По спине Винина пробежала мелкая дрожь.

– Всё… хорошо.

– У тебя голос дрогнул. А ну, рассказывай, что стряслось.

– Всё хорошо, не беспокойся.

– Я же знаю, что не всё хорошо. Я слушаю.

Он обрадовался тому, что его решили послушать, и понимал, что Агата от него не отстанет, потому решил рассказать:

– Мне немного нехорошо…

– Как тогда, что ли?

– Тогда?.. А, да… да. Как тогда.

– Ха-ха! Это когда ты сказал, что ты сам с собой поссорился? Мне правда всё ещё интересно, как ты сам с собой умудрился поругаться-то, а?

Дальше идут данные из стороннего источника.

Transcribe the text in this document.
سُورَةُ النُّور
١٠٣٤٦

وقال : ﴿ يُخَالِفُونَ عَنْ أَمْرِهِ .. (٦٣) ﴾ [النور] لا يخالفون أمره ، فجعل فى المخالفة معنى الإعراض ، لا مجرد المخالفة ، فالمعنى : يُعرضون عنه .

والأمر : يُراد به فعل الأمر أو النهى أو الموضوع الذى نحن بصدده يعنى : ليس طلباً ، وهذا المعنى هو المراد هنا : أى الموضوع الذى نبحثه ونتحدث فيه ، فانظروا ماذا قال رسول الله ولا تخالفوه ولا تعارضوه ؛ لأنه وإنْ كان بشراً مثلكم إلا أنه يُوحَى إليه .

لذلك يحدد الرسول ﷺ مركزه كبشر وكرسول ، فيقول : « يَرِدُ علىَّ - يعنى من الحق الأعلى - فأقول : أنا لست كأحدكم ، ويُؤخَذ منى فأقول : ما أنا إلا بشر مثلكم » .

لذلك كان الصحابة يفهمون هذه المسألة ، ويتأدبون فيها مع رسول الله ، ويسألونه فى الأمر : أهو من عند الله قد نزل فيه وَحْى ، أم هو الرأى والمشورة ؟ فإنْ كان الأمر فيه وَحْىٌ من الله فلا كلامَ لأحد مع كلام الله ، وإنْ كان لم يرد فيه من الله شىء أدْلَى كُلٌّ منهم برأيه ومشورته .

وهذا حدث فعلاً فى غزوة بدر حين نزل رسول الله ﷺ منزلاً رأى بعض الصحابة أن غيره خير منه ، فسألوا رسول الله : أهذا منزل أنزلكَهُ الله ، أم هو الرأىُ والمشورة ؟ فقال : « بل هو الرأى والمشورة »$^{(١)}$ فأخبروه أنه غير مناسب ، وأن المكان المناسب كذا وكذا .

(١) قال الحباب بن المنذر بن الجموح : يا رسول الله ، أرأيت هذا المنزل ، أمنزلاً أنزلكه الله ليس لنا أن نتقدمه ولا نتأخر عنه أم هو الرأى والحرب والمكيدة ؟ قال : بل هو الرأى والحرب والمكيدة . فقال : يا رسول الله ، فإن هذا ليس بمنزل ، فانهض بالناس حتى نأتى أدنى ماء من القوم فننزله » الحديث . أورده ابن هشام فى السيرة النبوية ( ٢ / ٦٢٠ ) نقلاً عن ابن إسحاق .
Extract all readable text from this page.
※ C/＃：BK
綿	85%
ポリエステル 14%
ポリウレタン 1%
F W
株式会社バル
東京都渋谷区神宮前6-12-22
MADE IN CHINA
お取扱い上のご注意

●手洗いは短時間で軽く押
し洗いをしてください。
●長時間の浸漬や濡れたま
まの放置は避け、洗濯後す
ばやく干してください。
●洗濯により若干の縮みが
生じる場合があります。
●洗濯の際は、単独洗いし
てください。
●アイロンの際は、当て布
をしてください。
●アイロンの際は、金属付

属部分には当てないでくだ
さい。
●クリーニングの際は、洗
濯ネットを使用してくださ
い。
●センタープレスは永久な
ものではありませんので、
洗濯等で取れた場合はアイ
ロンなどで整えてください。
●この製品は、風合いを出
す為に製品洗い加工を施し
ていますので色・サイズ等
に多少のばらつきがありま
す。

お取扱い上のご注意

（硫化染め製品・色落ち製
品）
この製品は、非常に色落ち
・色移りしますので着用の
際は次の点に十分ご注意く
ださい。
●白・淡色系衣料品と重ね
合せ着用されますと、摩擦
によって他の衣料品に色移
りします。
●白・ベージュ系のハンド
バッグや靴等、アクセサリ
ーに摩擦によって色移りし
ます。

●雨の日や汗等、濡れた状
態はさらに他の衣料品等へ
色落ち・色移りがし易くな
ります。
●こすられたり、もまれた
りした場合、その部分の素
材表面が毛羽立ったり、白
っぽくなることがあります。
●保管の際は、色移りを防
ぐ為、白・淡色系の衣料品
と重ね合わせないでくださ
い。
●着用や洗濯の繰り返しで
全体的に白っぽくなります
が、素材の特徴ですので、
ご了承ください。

– Я… я неправильно подобрал выражение…

Она перебила его:

– А что тогда?

– Видишь ли, у меня… мысли. Они спорят друг с другом, то есть хорошие мысли спорят с плохими… Я не знаю, как это объяснить правильно и… я немного устал от этого. То есть дурные мысли посещают, и я не знаю, что мне делать…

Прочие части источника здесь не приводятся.